2021 Italian Grand Prix, dimanche - Lewis Hamilton et Max Verstappen accident (image courtesy Mercedes)
2021 Italian Grand Prix, dimanche – Lewis Hamilton & Max Verstappen accident (image courtesy Mercedes)

L’adoption au-delà de la Formule 1

La Formule 2 a adopté le même halo à partir de la saison 2018, en phase avec la F1. La Formule 3 a suivi en 2019 avec l’introduction du châssis Dallara F3 2019. La Formule E utilise le halo depuis l’arrivée de sa voiture Gen2 pour la saison 2018-19. Le dispositif est désormais l’équipement standard dans toutes les grandes catégories de monoplaces FIA.

IndyCar a emprunté une voie différente. Plutôt que d’adopter directement le halo, IndyCar s’est associé à Red Bull Advanced Technologies pour développer l’aeroscreen, entré en compétition en 2020. L’aeroscreen utilise un cadre en titane de forme similaire au halo, mais ajoute un pare-brise en polycarbonate balistique offrant une protection contre les petits débris. Le dispositif IndyCar pèse environ 24 kg (contre 13,5 kg pour le système halo F1) mais peut résister à environ 150 kN de force, soit 25 kN de plus que la résistance du halo.

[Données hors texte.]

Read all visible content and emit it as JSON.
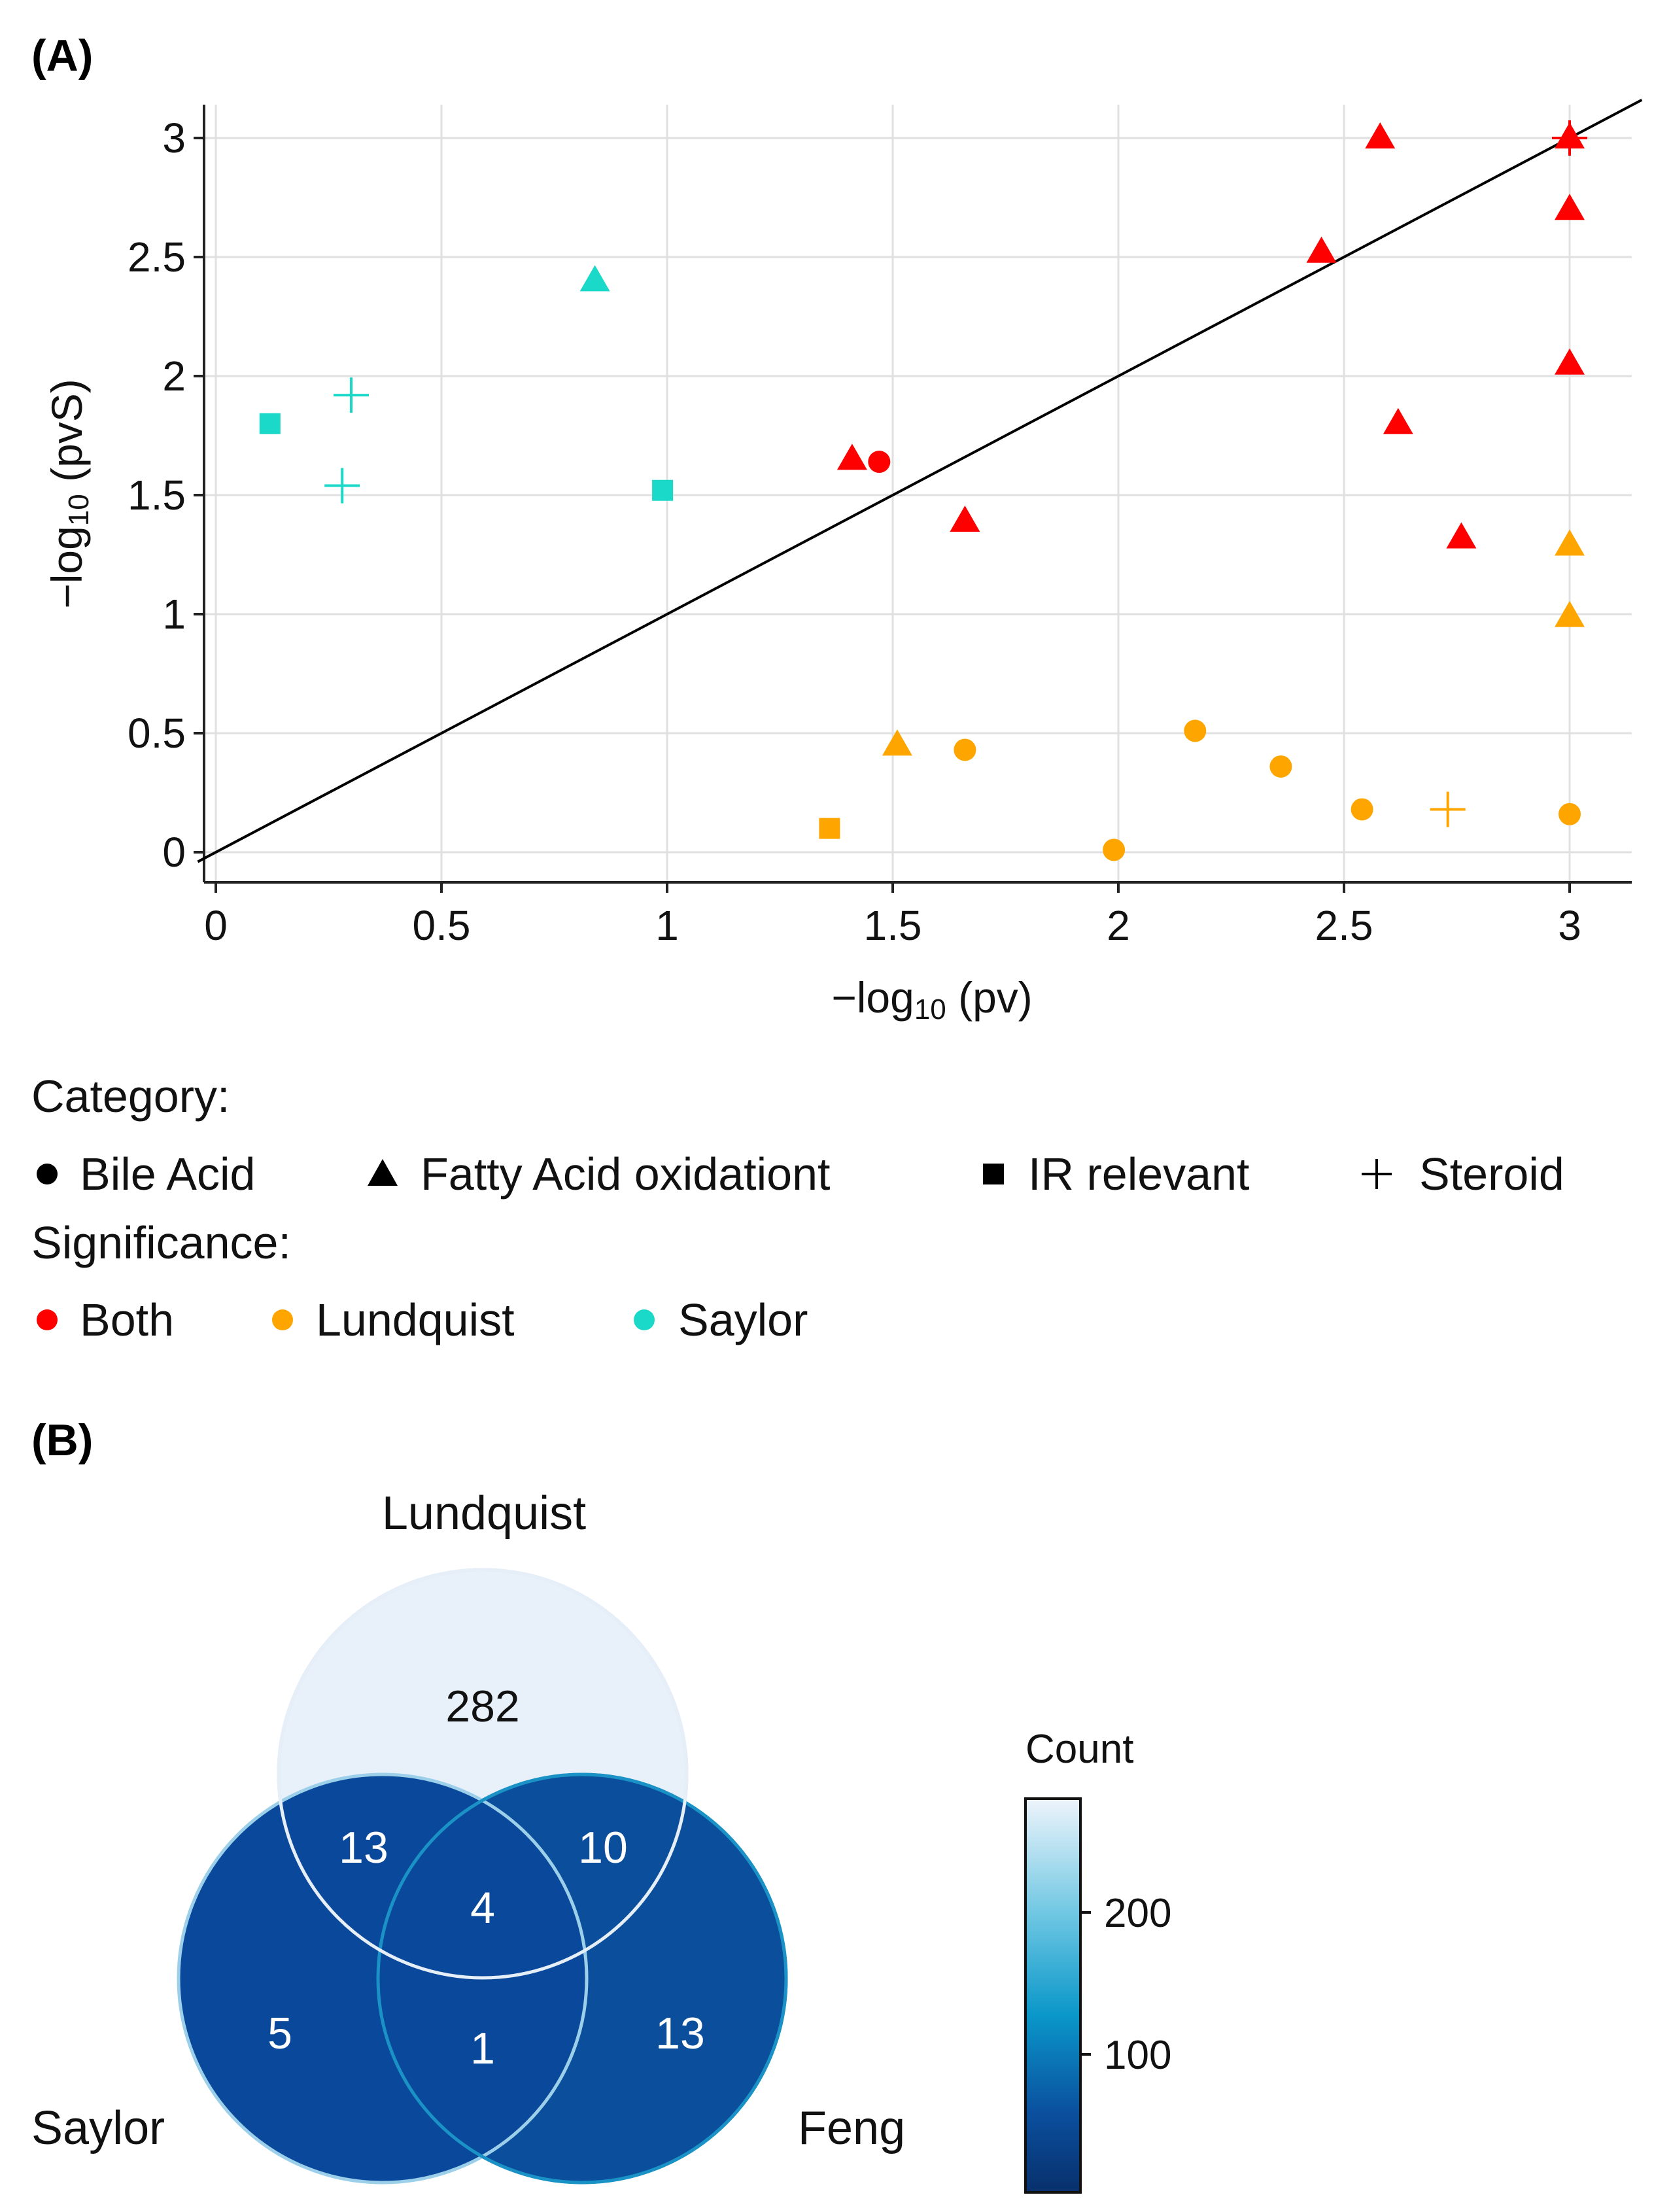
{
  "panel_a": {
    "label": "(A)",
    "xlabel_main": "−log",
    "xlabel_sub": "10",
    "xlabel_tail": " (pv)",
    "ylabel_main": "−log",
    "ylabel_sub": "10",
    "ylabel_tail": " (pvS)",
    "legend": {
      "category_title": "Category:",
      "categories": [
        "Bile Acid",
        "Fatty Acid oxidationt",
        "IR relevant",
        "Steroid"
      ],
      "significance_title": "Significance:",
      "significance": [
        "Both",
        "Lundquist",
        "Saylor"
      ]
    }
  },
  "panel_b": {
    "label": "(B)",
    "set_names": [
      "Lundquist",
      "Saylor",
      "Feng"
    ],
    "regions": {
      "lundquist_only": "282",
      "lundquist_saylor": "13",
      "lundquist_feng": "10",
      "all_three": "4",
      "saylor_only": "5",
      "saylor_feng": "1",
      "feng_only": "13"
    },
    "colorbar": {
      "title": "Count",
      "ticks": [
        "200",
        "100"
      ]
    }
  },
  "colors": {
    "both": "#ff0000",
    "lundquist": "#ffa500",
    "saylor": "#1ad9c8",
    "grid": "#e0e0e0",
    "venn_dark": "#0a4f9e",
    "venn_light": "#e8f0fa"
  },
  "chart_data": [
    {
      "type": "scatter",
      "title": "",
      "xlabel": "−log10 (pv)",
      "ylabel": "−log10 (pvS)",
      "xlim": [
        -0.05,
        3.14
      ],
      "ylim": [
        -0.14,
        3.14
      ],
      "xticks": [
        0,
        0.5,
        1,
        1.5,
        2,
        2.5,
        3
      ],
      "xtick_labels": [
        "0",
        "0.5",
        "1",
        "1.5",
        "2",
        "2.5",
        "3"
      ],
      "yticks": [
        0,
        0.5,
        1,
        1.5,
        2,
        2.5,
        3
      ],
      "ytick_labels": [
        "0",
        "0.5",
        "1",
        "1.5",
        "2",
        "2.5",
        "3"
      ],
      "grid": true,
      "reference_line": "y = x",
      "points": [
        {
          "x": 2.58,
          "y": 3.0,
          "category": "Fatty Acid oxidationt",
          "significance": "Both"
        },
        {
          "x": 3.0,
          "y": 3.0,
          "category": "Fatty Acid oxidationt",
          "significance": "Both"
        },
        {
          "x": 3.0,
          "y": 3.0,
          "category": "Steroid",
          "significance": "Both"
        },
        {
          "x": 3.0,
          "y": 2.7,
          "category": "Fatty Acid oxidationt",
          "significance": "Both"
        },
        {
          "x": 2.45,
          "y": 2.52,
          "category": "Fatty Acid oxidationt",
          "significance": "Both"
        },
        {
          "x": 3.0,
          "y": 2.05,
          "category": "Fatty Acid oxidationt",
          "significance": "Both"
        },
        {
          "x": 2.62,
          "y": 1.8,
          "category": "Fatty Acid oxidationt",
          "significance": "Both"
        },
        {
          "x": 1.41,
          "y": 1.65,
          "category": "Fatty Acid oxidationt",
          "significance": "Both"
        },
        {
          "x": 1.47,
          "y": 1.64,
          "category": "Bile Acid",
          "significance": "Both"
        },
        {
          "x": 1.66,
          "y": 1.39,
          "category": "Fatty Acid oxidationt",
          "significance": "Both"
        },
        {
          "x": 2.76,
          "y": 1.32,
          "category": "Fatty Acid oxidationt",
          "significance": "Both"
        },
        {
          "x": 0.84,
          "y": 2.4,
          "category": "Fatty Acid oxidationt",
          "significance": "Saylor"
        },
        {
          "x": 0.12,
          "y": 1.8,
          "category": "IR relevant",
          "significance": "Saylor"
        },
        {
          "x": 0.3,
          "y": 1.92,
          "category": "Steroid",
          "significance": "Saylor"
        },
        {
          "x": 0.28,
          "y": 1.54,
          "category": "Steroid",
          "significance": "Saylor"
        },
        {
          "x": 0.99,
          "y": 1.52,
          "category": "IR relevant",
          "significance": "Saylor"
        },
        {
          "x": 3.0,
          "y": 1.29,
          "category": "Fatty Acid oxidationt",
          "significance": "Lundquist"
        },
        {
          "x": 3.0,
          "y": 0.99,
          "category": "Fatty Acid oxidationt",
          "significance": "Lundquist"
        },
        {
          "x": 1.51,
          "y": 0.45,
          "category": "Fatty Acid oxidationt",
          "significance": "Lundquist"
        },
        {
          "x": 1.66,
          "y": 0.43,
          "category": "Bile Acid",
          "significance": "Lundquist"
        },
        {
          "x": 2.17,
          "y": 0.51,
          "category": "Bile Acid",
          "significance": "Lundquist"
        },
        {
          "x": 2.36,
          "y": 0.36,
          "category": "Bile Acid",
          "significance": "Lundquist"
        },
        {
          "x": 2.54,
          "y": 0.18,
          "category": "Bile Acid",
          "significance": "Lundquist"
        },
        {
          "x": 2.73,
          "y": 0.18,
          "category": "Steroid",
          "significance": "Lundquist"
        },
        {
          "x": 3.0,
          "y": 0.16,
          "category": "Bile Acid",
          "significance": "Lundquist"
        },
        {
          "x": 1.36,
          "y": 0.1,
          "category": "IR relevant",
          "significance": "Lundquist"
        },
        {
          "x": 1.99,
          "y": 0.01,
          "category": "Bile Acid",
          "significance": "Lundquist"
        }
      ]
    },
    {
      "type": "venn",
      "sets": [
        "Lundquist",
        "Saylor",
        "Feng"
      ],
      "values": {
        "Lundquist only": 282,
        "Lundquist ∩ Saylor": 13,
        "Lundquist ∩ Feng": 10,
        "Lundquist ∩ Saylor ∩ Feng": 4,
        "Saylor only": 5,
        "Saylor ∩ Feng": 1,
        "Feng only": 13
      },
      "colorbar": {
        "title": "Count",
        "range": [
          0,
          282
        ],
        "ticks": [
          100,
          200
        ]
      }
    }
  ]
}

Le dispositif HANS et le halo constituent désormais les deux principales couches de protection de la tête et du cou des pilotes dans le sport automobile monoplace moderne, en complément de la cellule de survie, des ceintures de sécurité et des normes de casque.

FAQ sur le halo en Formule 1

Pourquoi le halo était-il controversé lors de son introduction ?

Les principales objections étaient esthétiques. Les critiques estimaient que la barre en titane gâchait l’apparence des monoplaces à cockpit ouvert et rompait avec des décennies de tradition. Certains pilotes s’inquiétaient également de la visibilité à travers le montant central dans les virages serrés, bien que la plupart aient rapporté s’y être adaptés rapidement. Les craintes concernant le halo ralentissant l’extraction des pilotes en cas d’urgence ont été réfutées de manière concluante par le crash de Grosjean à Bahreïn en 2020, où il a pu s’échapper des débris en feu avec le halo en place.

Combien de pilotes le halo a-t-il protégés ?

Le halo est crédité d’avoir protégé des pilotes lors d’au moins quatre incidents F1 très médiatisés : Charles Leclerc à Spa en 2018, Romain Grosjean à Bahreïn en 2020, Lewis Hamilton à Monza en 2021, et Zhou Guanyu à Silverstone en 2022. Des incidents supplémentaires en Formule 2 et Formule 3 ont également démontré la valeur du dispositif.

Les équipes peuvent-elles modifier le halo ?

Non. Le halo est un composant standardisé produit selon une spécification FIA unique par trois fabricants agréés. Les équipes ne peuvent pas modifier sa forme, ses dimensions ou sa géométrie de montage. Elles peuvent optimiser le carénage aérodynamique qui couvre le halo, et la plupart des équipes utilisent désormais le dessus du dispositif comme point de fixation pour la caméra embarquée frontale.